Tak jak w tytule, wiara, nadzieje i miłość mają w historii Diany swoje miejsce. Nastolatka mocno wierzy, że dzięki ciężkiej pracy zmieni swoją figurę oraz pozycję na drabinie popularności. Kiedy zostają u niej zdiagnozowane zaburzenia odżywiania, ona oraz jej najbliżsi mają nadzieję, ze uda się pokonać chorobę. A co jest najlepszym antidotum na problemy? Miłość. Spotkanie kogoś, kto nas w 100 % akceptuje.
To co napisała Monika Jagodzińska to bardzo dramatyczny monolog. I ja, o dziwo, ten dramatyzm kupuję.

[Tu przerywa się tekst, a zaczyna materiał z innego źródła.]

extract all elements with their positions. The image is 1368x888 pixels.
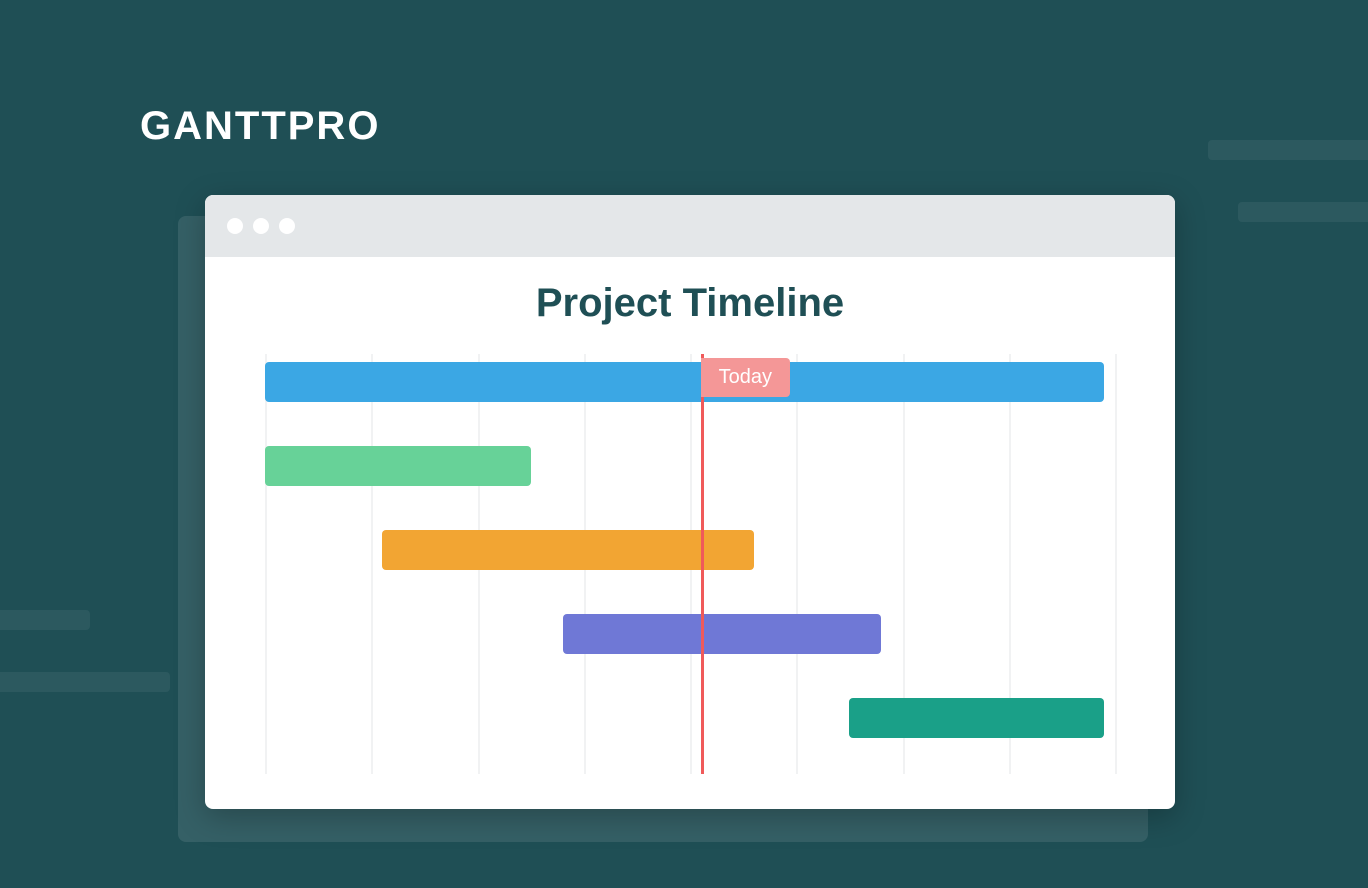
window-control-dot (253, 218, 269, 234)
window-content: Project Timeline Today (205, 257, 1175, 809)
app-window: Project Timeline Today (205, 195, 1175, 809)
gantt-bar (265, 446, 531, 486)
window-control-dot (279, 218, 295, 234)
today-marker-line: Today (701, 354, 704, 774)
gantt-chart-area: Today (265, 354, 1115, 774)
grid-line (371, 354, 373, 774)
brand-logo: GANTTPRO (140, 104, 380, 149)
deco-block (1238, 202, 1368, 222)
gantt-bar (563, 614, 882, 654)
deco-block (1208, 140, 1368, 160)
gantt-bar (382, 530, 754, 570)
grid-line (796, 354, 798, 774)
gantt-bar (849, 698, 1104, 738)
chart-title: Project Timeline (205, 281, 1175, 326)
gantt-bar (265, 362, 1104, 402)
grid-line (1115, 354, 1117, 774)
window-control-dot (227, 218, 243, 234)
deco-block (0, 672, 170, 692)
grid-line (265, 354, 267, 774)
deco-block (0, 610, 90, 630)
window-titlebar (205, 195, 1175, 257)
today-flag: Today (701, 358, 790, 397)
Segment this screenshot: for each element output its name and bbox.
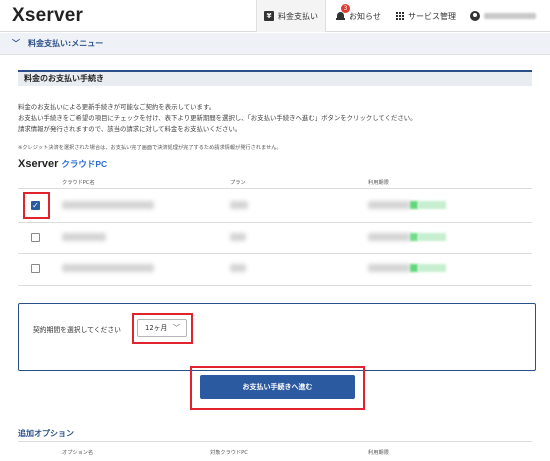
cloud-pc-logo: Xserver クラウドPC bbox=[18, 158, 107, 170]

Diana to wrażliwa dziewczyna, która zmaga się z niską samooceną. Bardzo przeżywa wszelkie porażki. Przy pomocy takiej bohaterki Monika Jagodzińska wspaniale pokazuje, ze każdy z nas ma inną wytrzymałość psychiczną. Po jednej osobie, głupi komentarz spłynie jak po kaczce, druga z jego powodu nie będzie spała przez dwie noce. Nie powinniśmy się naszej wrażliwości wstydzić. Możemy głośno mówić, że pewne zachowania sprawiają nam przykrość. Zamknięcie się w skorupie nie prowadzi do niczego dobrego. Trzeba wyjść, podejść do osoby, której ufamy i poprosić o pomoc.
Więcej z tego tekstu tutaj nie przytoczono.